How Samuel Johnson Is Helping Solve The True Riddle of Our Times, Cancer
I expected to get more than the usual key takeaway messages from Gold Logie winner and chief flag bearer of the Love Your Sister charity, Samuel Johnson, at today’s Casey Cardinia Business Breakfast. But I didn’t expect to be blown away by a man on a mission who, if successful, will help change the lives of thousands of cancer sufferers and their families forever.
While most people would be aware of Samuel’s and his beloved sister, Connie’s, tireless efforts over many years to raise awareness and funds for cancer research, including Samuel’s herculean 373-day unicycle lap of Australia, many people would not be aware of how the legacy of Connie has evolved from a focus on fund-raising into a relentless mission to revolutionise Australia’s health care system.
Together, Samuel and Connie raised multiple millions through their campaigns. However, it wasn’t until he read a newspaper article two days after Connie’s death in 2017, not written by a journalist but by prominent figures from four of Australia’s foremost medical research bodies, that Samuel realised the true worth of Connie’s legacy.
While Samuel was busy running various fund-raising campaigns, Connie, despite her debilitating and progressing disease, was wheeling herself through the corridors of Parliament House in Canberra lobbying politicians to pass a Bill that would see millions of dollars directed to medical research.
This sent Samuel on a study tour quest to ask cancer researchers ‘what do you need?’. And the resounding response was ‘personalised treatment’. This is an approach to patient care whereby an appropriate treatment is selected for an individual based on human tissue analysis. The current medical model involves testing the efficacy of various lines of treatment on a patient, one at a time over a period of time, to determine the most appropriate treatment going forward. Of course, it can take two, three, four or more treatments before selecting the right treatment, all the while the person’s disease is progressing.
While the technology for personalised treatment is currently available in Australia, it is expensive and not widely offered.

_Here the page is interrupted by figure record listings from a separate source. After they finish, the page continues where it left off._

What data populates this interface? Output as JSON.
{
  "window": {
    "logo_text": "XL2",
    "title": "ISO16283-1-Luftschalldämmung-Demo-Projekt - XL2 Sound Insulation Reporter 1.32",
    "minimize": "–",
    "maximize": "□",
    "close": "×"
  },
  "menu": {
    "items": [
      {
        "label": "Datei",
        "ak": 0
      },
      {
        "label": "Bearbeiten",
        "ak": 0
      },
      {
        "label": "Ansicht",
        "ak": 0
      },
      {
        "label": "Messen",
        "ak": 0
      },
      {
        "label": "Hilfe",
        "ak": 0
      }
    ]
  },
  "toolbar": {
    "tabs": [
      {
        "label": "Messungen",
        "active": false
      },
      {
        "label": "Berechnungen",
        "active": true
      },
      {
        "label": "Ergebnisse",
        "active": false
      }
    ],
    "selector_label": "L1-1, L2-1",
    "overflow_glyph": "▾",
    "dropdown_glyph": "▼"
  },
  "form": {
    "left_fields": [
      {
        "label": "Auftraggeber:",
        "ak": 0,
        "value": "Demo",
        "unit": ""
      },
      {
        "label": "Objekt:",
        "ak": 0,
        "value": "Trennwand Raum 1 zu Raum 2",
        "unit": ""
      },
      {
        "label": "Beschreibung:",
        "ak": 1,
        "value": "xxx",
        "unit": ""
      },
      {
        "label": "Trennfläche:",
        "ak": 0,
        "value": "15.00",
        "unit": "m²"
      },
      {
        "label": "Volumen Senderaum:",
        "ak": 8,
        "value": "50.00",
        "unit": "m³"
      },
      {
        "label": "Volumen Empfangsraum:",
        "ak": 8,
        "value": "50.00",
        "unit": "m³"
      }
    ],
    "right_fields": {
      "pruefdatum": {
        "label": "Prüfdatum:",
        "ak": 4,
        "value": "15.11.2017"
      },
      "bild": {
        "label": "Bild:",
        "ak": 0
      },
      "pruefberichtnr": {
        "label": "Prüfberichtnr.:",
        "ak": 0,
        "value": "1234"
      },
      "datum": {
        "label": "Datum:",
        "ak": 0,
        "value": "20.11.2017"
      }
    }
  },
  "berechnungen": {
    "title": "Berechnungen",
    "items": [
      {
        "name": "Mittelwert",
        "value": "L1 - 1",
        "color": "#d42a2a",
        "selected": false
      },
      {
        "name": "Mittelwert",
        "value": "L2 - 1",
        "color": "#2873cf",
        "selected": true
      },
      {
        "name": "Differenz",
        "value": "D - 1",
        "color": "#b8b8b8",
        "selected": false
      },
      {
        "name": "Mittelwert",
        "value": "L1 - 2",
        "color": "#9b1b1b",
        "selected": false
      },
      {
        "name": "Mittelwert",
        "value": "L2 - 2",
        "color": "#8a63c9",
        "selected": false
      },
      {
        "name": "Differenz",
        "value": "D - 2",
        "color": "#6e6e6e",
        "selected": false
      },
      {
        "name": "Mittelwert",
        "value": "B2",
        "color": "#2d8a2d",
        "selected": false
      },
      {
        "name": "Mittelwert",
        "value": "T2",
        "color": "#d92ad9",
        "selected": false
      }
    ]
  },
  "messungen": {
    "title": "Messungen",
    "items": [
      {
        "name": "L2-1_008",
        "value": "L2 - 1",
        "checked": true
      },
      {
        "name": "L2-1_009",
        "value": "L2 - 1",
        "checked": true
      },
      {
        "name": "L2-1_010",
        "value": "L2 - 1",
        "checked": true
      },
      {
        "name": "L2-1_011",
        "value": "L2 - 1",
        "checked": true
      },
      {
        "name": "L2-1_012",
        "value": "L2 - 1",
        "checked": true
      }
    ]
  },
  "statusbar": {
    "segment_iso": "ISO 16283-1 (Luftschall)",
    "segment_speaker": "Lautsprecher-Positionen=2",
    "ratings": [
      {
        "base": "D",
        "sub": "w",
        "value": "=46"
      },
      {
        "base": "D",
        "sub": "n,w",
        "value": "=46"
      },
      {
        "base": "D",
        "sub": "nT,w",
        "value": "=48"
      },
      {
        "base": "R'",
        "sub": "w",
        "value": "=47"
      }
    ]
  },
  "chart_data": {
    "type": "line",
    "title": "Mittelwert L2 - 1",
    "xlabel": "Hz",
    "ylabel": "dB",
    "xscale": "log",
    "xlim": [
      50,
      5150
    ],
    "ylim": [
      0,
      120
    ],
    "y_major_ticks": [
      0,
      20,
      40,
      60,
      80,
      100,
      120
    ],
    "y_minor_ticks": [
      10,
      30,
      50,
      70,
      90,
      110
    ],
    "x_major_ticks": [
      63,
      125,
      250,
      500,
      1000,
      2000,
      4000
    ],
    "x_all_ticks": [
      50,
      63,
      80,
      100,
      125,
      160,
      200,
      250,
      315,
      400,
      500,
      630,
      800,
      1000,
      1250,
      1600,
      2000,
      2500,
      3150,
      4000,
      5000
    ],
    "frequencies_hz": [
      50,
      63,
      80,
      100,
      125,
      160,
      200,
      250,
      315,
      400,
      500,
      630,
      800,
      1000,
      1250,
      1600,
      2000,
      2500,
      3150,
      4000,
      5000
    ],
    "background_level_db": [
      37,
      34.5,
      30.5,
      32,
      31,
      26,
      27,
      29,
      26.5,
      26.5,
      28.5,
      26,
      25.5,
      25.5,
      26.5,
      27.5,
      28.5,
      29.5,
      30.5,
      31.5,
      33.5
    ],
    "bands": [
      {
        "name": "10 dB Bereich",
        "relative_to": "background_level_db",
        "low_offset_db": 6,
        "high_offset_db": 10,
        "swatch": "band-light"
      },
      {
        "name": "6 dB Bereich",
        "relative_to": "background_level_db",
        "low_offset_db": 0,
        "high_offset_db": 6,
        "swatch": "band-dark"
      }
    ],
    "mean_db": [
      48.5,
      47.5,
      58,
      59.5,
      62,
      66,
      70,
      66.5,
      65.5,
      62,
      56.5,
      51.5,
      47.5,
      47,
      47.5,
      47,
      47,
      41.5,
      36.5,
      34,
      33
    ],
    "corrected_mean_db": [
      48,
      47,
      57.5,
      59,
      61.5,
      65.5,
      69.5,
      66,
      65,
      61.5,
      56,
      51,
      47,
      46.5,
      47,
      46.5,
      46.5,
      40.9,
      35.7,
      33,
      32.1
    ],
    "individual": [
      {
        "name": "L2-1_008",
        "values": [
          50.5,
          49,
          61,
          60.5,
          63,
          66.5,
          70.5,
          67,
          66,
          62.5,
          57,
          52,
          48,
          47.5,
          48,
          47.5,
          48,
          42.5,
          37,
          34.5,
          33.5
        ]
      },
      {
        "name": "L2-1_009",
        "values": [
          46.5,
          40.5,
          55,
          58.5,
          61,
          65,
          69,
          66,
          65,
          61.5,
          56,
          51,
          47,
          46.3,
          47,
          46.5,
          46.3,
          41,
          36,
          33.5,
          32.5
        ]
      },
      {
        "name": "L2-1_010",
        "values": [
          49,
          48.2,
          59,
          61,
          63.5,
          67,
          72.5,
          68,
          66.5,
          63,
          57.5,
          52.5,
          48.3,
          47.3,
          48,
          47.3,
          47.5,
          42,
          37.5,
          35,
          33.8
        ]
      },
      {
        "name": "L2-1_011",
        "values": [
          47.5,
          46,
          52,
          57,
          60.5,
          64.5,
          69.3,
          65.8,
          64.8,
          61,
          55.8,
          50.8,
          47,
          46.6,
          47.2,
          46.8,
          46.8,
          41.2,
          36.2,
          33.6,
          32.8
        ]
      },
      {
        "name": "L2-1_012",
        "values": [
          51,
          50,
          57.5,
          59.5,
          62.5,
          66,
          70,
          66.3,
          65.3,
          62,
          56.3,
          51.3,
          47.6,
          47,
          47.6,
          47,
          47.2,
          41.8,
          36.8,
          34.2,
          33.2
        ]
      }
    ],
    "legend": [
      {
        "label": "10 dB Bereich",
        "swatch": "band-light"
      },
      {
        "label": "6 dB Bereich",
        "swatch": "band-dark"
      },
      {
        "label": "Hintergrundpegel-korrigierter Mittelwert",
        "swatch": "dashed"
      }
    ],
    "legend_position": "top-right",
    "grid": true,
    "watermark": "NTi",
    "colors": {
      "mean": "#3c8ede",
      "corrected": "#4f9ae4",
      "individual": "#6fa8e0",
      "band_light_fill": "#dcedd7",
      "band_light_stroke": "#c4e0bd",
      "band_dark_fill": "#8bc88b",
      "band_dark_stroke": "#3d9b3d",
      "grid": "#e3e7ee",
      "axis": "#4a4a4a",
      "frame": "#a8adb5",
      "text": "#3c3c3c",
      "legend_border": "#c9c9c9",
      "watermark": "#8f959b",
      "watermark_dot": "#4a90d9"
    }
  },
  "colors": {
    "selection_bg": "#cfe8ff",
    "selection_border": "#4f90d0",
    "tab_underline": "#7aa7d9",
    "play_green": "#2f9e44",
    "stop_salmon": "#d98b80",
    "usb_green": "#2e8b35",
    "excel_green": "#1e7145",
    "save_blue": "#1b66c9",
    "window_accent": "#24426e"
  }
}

Hence, some people are either going, or sending their tissue to, the US for analysis which is where all of the data remains.
So, Samuel is on the road again, this time on a two-year journey around Australia to raise awareness, funds and a grassroots movement to help usher in a new era of personalised treatment. Moves are afoot in the federal government to bring in legislation and release funds in the coming decade but this is not quick enough for Samuel who is pushing for reform now.
Samuel is an actor who uses his craft as a lever to advance his philanthropic efforts to make the world a better place, to ‘vanquish all cancers, now’, as Connie wanted.
The sting in the story was when, two years after Connie’s passing, Samuel finally opened a letter she’d written to him just before her death in which she’d set out her priorities for him. At the top of the list was ‘personalised treatment’.